I'm sorry. [His voice is low, the exact middle of the road, halfway between sincere apology for all the things he's done wrong or that have hurt Felix - scaring him, pushing him away, keeping this from him, putting this on his shoulders - and using one set of words to mean another. Sorry because he loves Felix and he can't be sorry for that. He won't.]
surfaceshine: (Dean Glance)

[ Spam ]

[personal profile] surfaceshine 2013-08-24 04:57 am (UTC)(link)
[The Dean under Felix's hands now is the same Dean as he's always been; as far as Felix and the Barge are concerned, anyway. He came here wounded and barely holding together, but no one knew him well enough to see. By the time anyone did he'd learned to plaster over the new cracks, to shore up the new weaknesses, because he's had his eye on the prize at the end the entire time and it's been enough to keep him moving forward, anyway.

And it's not always fake. It
is in his nature to be warm and light-hearted, confident and sure, and yes, even a pompous ass. He does his best work on holding himself together when other people need him to, and he knows that, he's known it for longer than anyone would be able to guess. He's never questioned that Felix needs him. That's part of why it's so easy for him to cross the gap between them whenever Felix needs it, to make time, to push closer. It's just what he does.

Most would think that it's unusual, how still and steady Dean holds while Felix stays curled up against him, unmoving except for the slow path of his fingers from time to time brushing a slow, soothing trail over Felix's skin, his hair, over the fabric of his clothes under Dean's hands. But this is just more of the same from when they share a bed the night through, Dean gravitating to draping an arm here, tangling their feet together there, burying his face in the back of Felix's neck and wanting to keep contact even in sleep. It steadies him, too.

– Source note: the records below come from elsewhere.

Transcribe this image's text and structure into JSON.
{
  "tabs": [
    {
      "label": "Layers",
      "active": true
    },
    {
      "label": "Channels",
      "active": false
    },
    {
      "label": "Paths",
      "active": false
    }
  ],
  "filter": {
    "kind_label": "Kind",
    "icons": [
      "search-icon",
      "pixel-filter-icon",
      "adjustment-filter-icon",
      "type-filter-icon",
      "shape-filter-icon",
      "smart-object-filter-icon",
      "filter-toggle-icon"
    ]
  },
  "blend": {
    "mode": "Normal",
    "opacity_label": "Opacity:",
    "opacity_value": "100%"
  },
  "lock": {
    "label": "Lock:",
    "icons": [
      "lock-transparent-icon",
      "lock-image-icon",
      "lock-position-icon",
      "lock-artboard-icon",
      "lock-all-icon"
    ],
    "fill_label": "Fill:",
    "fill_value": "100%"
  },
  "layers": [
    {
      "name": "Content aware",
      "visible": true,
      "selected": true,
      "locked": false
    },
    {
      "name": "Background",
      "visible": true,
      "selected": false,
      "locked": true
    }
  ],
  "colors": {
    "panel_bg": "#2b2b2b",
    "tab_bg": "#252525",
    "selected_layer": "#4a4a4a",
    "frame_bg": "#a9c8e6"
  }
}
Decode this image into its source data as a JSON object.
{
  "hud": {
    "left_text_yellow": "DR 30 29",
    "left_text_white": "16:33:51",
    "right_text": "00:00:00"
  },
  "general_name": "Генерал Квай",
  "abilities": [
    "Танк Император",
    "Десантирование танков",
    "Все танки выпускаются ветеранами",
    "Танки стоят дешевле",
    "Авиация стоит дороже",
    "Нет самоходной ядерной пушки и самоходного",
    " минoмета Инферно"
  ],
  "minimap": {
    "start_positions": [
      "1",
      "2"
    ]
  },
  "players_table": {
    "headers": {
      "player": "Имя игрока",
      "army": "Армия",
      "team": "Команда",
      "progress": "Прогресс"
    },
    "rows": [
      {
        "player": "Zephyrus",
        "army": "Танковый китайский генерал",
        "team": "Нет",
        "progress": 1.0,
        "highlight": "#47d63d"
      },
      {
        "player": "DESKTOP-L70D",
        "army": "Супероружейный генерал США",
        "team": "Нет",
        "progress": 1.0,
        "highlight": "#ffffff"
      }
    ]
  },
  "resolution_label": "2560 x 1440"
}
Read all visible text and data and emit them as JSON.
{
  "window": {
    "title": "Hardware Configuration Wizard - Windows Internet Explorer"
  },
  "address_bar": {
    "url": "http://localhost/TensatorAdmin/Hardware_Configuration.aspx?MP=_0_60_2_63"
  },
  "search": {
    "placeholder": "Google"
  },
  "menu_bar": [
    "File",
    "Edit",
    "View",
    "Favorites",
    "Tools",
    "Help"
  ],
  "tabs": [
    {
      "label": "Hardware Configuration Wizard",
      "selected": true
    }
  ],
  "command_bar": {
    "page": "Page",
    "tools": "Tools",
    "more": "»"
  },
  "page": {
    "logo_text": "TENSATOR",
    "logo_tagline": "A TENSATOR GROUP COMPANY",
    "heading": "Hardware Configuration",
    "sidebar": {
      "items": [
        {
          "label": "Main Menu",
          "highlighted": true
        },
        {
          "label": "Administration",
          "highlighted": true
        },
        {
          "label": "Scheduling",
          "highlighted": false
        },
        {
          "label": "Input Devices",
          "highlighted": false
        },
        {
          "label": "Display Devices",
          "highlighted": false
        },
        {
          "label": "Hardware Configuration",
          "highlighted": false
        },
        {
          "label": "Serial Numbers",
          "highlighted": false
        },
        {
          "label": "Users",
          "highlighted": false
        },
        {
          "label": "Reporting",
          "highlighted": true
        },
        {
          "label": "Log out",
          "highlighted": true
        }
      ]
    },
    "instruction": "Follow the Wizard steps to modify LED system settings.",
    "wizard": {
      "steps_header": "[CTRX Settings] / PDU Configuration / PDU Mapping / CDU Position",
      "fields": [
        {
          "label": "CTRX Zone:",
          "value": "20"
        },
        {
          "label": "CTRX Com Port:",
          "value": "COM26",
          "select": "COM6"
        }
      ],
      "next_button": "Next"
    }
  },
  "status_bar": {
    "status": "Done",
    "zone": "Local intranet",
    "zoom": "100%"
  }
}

Felix pulls back and Dean opens his eyes more fully, tilting his head just enough to be able to meet his lover's eyes, skin prickling under the attentions of Felix's fingers. The corner of his mouth tugs, amused by the caveat, and he does consider it before answering as honestly as he can.
]

You already have been. Really. [That sounds... like it sounds. Like a blow-off, or an easy out, or maybe an outright lie. He tries again, although he meant that at its simplest.] You were one of my first friends here, fresh off losing Sammy. And yeah, we're a pain in each others' ass, but... when I've asked, you've been here.